The Emergency Response Committee of the Jewish Federation of Greater Philadelphia will disburse a total of $250,000 to rabbis at every congregation and Chabad across Montgomery, Chester, Delaware, Philadelphia and Bucks counties in the next week.
Rabbis at 90 synagogues and every Chabad will receive a check, based on the size of their congregation, to disburse among their congregants as they see fit.
The one-time grant, announced to those rabbis on June 1, is called the Congregational Rabbis Emergency Fund.
“This is a very different way in which we are releasing funds into the community,” said Abbey Frank, director of program operations at the Jewish Federation. Though the exact details are still being worked out, the committee hopes to send the checks out next week.
The funds sent to each rabbi will be determined based on the size of the synagogue’s membership. The committee is still in the midst of creating a bracket system to determine the precise dollar amount that will go to differently sized synagogues.
The committee identified and researched similar methods of community relief undertaken by the Jewish Federations of Pittsburgh, Los Angeles and Washington, D.C. What it found, according to Frank, was near universal success in those other cities, and a “favorable reaction of the rabbis in those communities.”
“We looked at those models and thought it would be something really valuable to bring to Philadelphia as well,” she said.

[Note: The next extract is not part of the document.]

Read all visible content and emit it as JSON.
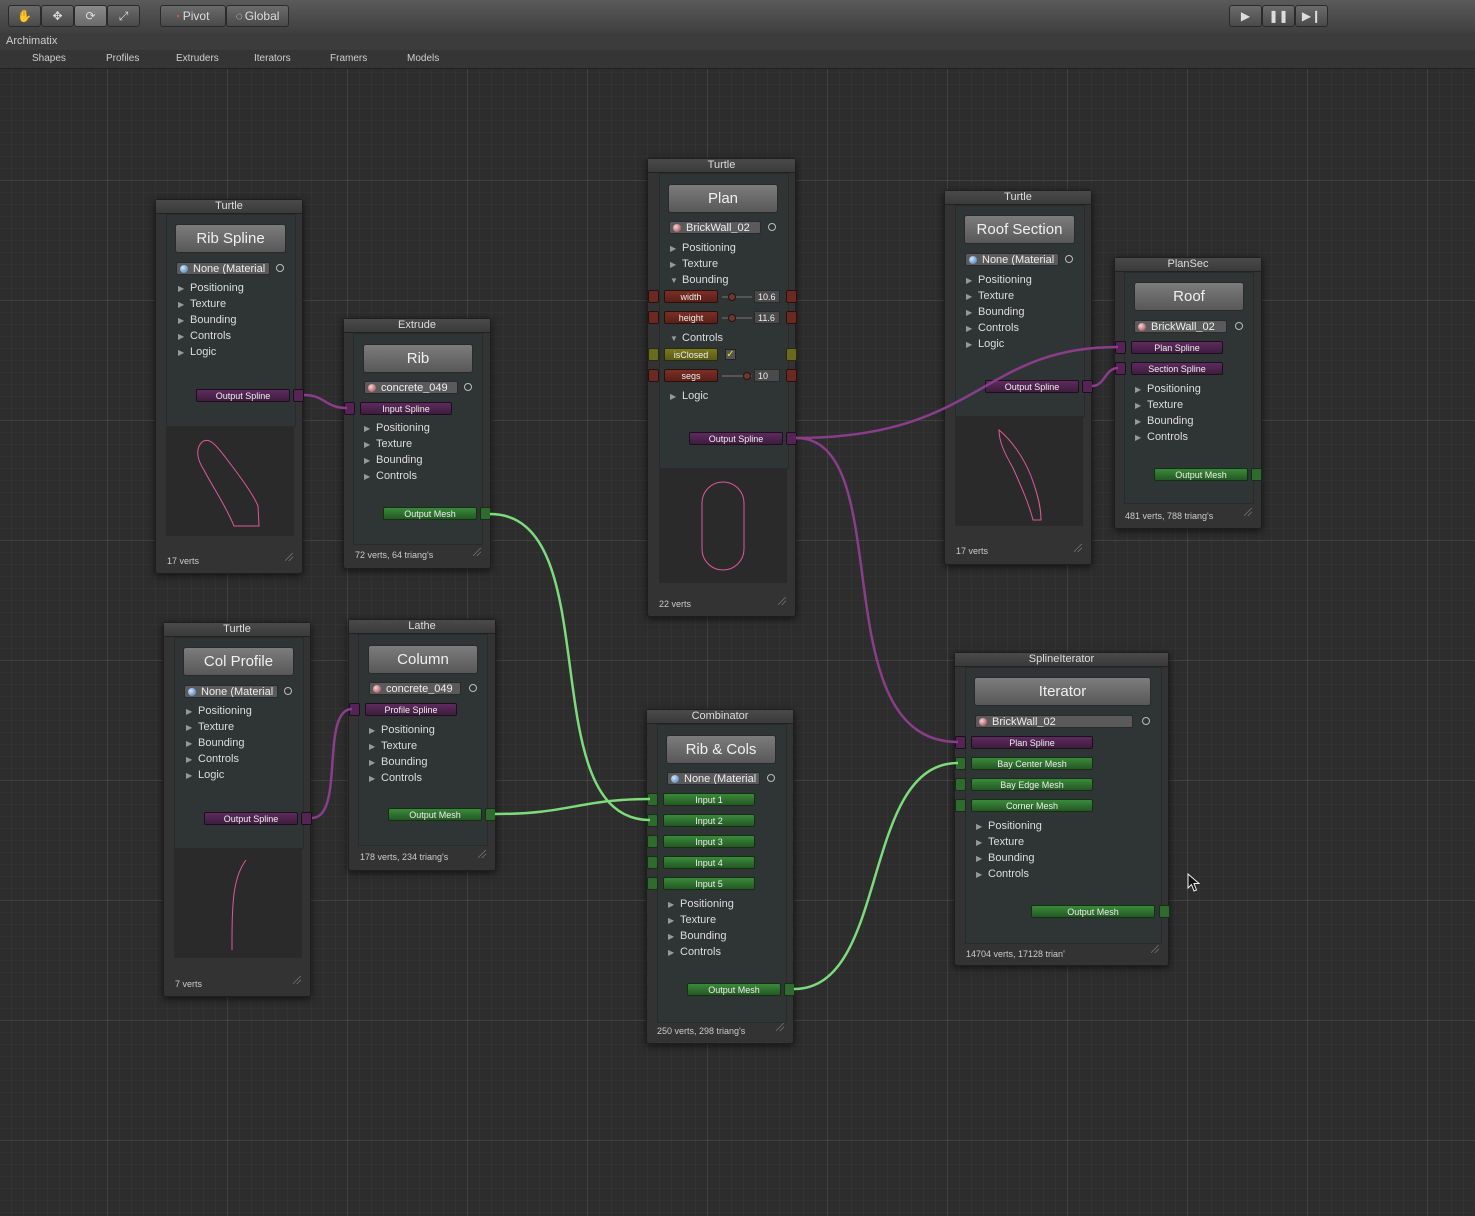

Though associated agencies like JEVS Human Services, Jewish Family & Children’s Service and Jewish Relief Agency are able to provide assistance and services to many in the region, there are some needs that can slip through the cracks.
Holly Nelson, chair of the committee, explained the thinking behind sending checks directly to rabbis, many of whom already maintain a small fund to distribute to congregants in need of quick cash assistance.
“Many Federations across the country are noting that people in their congregations are also in need, and may not have the ability to get what they need through agency partners,” Nelson said. “One way that we could really have an impact on the entire community in Greater Philadelphia would be to empower our congregational rabbis to distribute funds to those congregants who come to them specifically asking for help with basic needs.”
“We’re really entrusting our rabbi partners throughout the region to distribute the funds and allocate then appropriately to their congregants, who will really benefit from this grant,” she added.
The only expectations for the rabbis is that the money will be given to individual congregants who come to them with requests for assistance. According to a letter sent to the rabbis, this covers needs like “food, medical assistance, rent/mortgage payments and/or medical expenses.”
“When distributing these dollars to individuals in your community,” the letter continues, “we ask that you refer to the guidelines set by your denomination and synagogue board of directors for the proper use of discretionary funds.”
The committee does not require the rabbis to make the money that they receive last for a particular amount of time, nor to give the money out to a particular number of people. All they ask is that the rabbis use it specifically “for individuals in need,” as Frank put it.
In addition, when the money has been disbursed, the committee is asking that the rabbis compile a summary of their efforts, sans names or any other identifying information. Their individual reports will include the total number of people helped, the total dollar amount disbursed and the needs that were cited by the assisted families.
Rabbi Eric Yanoff of Temple Adath Israel of the Main Line, was consulted prior to the announcement. Yanoff, who also serves as co-president of the Board of Rabbis of Greater Philadelphia, praised the Jewish Federation for its various relief efforts during the pandemic, and said that it was smartly taking advantage of the “infrastructure of trust” built by rabbis in their individual communities.
“I take that trust incredibly seriously, and I think most rabbis do,” Yanoff said.
Nelson said the committee found that congregants in need of assistance with a personal matter will often approach their rabbi before, say, the president of the synagogue, or an executive committee. Thus, the decision was made to send money to the rabbis specifically.
“We’re saying, to the rabbis and the leaders in our community, we trust you,” Frank said.